In this documentation, a smart meters scenario is used as sample data. The smart meters in this scenario collect three metrics, current, voltage, and phase; and two tags, location and group ID. The device ID of each smart meter is used as its table name.

An example of data collected by these smart meters is shown in the following table.

Device IDTimestampCurrentVoltagePhaseLocationGroup ID
d1001153854868500010.32190.31California.SanFrancisco2
d1002153854868400010.22200.23California.SanFrancisco3
d1003153854868650011.52210.35California.LosAngeles3
d1004153854868550013.42230.29California.LosAngeles2
d1001153854869500012.62180.33California.SanFrancisco2
d1004153854869660011.82210.28California.LosAngeles2
d1002153854869665010.32180.25California.SanFrancisco3
d1001153854869680012.32210.31California.SanFrancisco2

Data Management

This section describes how to create databases, supertables, and tables to store your data in TDengine.

Create a Database

You use the CREATE DATABASE statement to create a database:

CREATE DATABASE power PRECISION 'ms' KEEP 3650 DURATION 10 BUFFER 16;

The name of the database created is power and its parameters are explained as follows:

  • PRECISION 'ms': The time-series data in this database uses millisecond-precision timestamps.
  • KEEP 3650: The data in this database is retained for 3650 days. Any data older than 3650 days is automatically deleted.
  • DURATION 10: Each data file contains 10 days of data.
  • BUFFER 16: A 16 MB memory buffer is used for data ingestion.

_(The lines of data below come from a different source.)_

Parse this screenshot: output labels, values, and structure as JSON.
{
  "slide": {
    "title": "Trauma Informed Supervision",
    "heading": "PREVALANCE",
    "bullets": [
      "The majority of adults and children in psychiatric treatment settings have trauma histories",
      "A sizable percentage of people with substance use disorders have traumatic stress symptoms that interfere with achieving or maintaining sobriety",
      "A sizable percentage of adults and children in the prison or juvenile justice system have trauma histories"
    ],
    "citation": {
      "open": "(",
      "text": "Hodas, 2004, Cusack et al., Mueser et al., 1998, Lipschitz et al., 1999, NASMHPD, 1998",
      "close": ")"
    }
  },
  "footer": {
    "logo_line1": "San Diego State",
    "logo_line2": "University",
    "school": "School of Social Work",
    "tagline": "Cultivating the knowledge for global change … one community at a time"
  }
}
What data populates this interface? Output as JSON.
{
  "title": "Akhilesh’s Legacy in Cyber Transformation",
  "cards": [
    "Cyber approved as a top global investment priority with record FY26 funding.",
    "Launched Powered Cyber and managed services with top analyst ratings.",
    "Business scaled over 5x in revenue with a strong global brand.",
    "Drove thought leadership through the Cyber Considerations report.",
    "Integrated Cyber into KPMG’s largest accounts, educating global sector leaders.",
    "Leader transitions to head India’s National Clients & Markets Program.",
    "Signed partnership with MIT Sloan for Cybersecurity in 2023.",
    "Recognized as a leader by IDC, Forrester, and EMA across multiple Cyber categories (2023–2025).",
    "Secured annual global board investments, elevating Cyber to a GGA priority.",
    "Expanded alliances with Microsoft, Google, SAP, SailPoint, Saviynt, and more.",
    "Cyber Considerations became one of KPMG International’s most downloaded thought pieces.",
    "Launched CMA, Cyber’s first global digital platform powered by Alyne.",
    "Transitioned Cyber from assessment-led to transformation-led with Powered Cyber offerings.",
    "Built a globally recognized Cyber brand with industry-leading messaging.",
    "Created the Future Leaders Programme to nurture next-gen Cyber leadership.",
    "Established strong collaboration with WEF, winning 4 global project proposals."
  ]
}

For a list of all database parameters, see Manage Databases.

You use the USE statement to set a current database:

USE power;

This SQL statement switches the current database to power, meaning that subsequent statements are performed within the power database.

Create a Supertable

You use the CREATE STABLE statement to create a supertable.

CREATE STABLE meters (
ts TIMESTAMP,
current FLOAT,
voltage INT,
phase FLOAT
) TAGS (
location VARCHAR(64),
group_id INT
);

The name of the supertable created is meters and the parameters following the name define the columns in the supertable. Each column is defined as a name and a data type. The first group of columns are metrics and the second group, following the TAGS keyword, are tags.

note
  • The first metric column must be of type TIMESTAMP.
  • Metric columns and tag columns cannot have the same name.

Create a Subtable

You use the CREATE TABLE statement with the USING keyword to create a subtable:

CREATE TABLE d1001 
USING meters (
location,
group_id
) TAGS (
"California.SanFrancisco",
2
);

The name of the subtable created is d1001 and it is created within the meters supertable. The location and group_id tag columns are used in this subtable, and their values are set to California.SanFrancisco and 2, respectively.

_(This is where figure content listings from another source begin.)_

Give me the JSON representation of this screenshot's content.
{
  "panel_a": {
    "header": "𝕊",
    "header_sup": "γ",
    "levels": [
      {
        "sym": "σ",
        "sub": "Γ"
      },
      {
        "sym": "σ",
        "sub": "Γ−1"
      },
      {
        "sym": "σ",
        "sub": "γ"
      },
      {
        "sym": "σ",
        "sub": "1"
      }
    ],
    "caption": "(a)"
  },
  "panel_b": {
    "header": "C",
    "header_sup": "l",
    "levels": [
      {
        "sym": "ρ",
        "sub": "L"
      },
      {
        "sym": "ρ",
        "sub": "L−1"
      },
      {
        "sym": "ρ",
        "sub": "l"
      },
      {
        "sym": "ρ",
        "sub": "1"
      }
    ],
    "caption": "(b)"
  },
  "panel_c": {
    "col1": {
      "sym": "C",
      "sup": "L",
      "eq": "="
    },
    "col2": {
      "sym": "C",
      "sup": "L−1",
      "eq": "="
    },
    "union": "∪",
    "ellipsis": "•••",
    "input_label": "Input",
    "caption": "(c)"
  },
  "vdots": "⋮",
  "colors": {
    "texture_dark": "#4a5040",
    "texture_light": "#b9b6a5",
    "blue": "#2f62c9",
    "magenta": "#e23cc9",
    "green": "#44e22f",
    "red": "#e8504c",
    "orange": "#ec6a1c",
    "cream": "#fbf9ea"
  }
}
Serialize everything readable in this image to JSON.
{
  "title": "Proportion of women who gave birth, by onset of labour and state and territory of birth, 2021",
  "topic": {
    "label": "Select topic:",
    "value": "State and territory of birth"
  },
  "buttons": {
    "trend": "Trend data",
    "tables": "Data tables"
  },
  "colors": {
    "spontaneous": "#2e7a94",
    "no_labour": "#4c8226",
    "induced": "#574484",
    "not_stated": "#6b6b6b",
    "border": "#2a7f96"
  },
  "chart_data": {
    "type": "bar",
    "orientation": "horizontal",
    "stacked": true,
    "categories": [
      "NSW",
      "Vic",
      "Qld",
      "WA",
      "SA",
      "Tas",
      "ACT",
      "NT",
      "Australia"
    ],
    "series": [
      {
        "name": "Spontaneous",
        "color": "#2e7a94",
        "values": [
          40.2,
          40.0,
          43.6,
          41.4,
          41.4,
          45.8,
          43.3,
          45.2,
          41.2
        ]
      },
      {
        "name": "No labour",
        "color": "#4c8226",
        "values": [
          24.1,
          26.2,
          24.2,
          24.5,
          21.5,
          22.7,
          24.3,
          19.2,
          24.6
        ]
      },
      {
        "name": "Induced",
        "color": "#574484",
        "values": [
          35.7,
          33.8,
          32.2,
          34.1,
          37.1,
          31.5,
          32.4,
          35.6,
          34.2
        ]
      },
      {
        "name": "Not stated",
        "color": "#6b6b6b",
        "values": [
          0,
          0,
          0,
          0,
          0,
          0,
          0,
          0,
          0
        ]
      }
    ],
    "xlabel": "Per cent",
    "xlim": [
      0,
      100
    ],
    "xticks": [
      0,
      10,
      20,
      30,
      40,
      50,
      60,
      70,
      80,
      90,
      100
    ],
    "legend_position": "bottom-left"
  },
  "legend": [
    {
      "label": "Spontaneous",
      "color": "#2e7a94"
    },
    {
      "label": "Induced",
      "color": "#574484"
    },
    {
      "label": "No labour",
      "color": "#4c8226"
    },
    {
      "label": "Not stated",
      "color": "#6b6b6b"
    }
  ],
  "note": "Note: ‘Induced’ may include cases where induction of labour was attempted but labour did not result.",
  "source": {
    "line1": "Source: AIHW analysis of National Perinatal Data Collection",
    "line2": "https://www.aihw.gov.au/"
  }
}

Note that when creating a subtable, you can specify values for all or a subset of tag columns in the target supertable. However, these tag columns must already exist within the supertable.

Create a Basic Table

You use the CREATE TABLE statement to create a basic table.

CREATE TABLE d1003(
ts TIMESTAMP,
current FLOAT,
voltage INT,
phase FLOAT,
location VARCHAR(64),
group_id INT
);

The name of the basic table is d1003 and it includes the columns ts, current, voltage, phase, location, and group_id. Note that this table is not associated with any supertable and its metric and tag columns are not separate.

Multi-Column Model vs. Single-Column Model

Typically, each supertable in TDengine contains multiple columns, one for each metric and one for each tag. However, in certain scenarios, it can be preferable to create supertables that contain only one column.

For example, when the types of metrics collected by a DCP frequently change, the standard multi-column model would require frequent modifications to the schema of the supertable. In this situation, creating one supertable per metric may offer improved performance.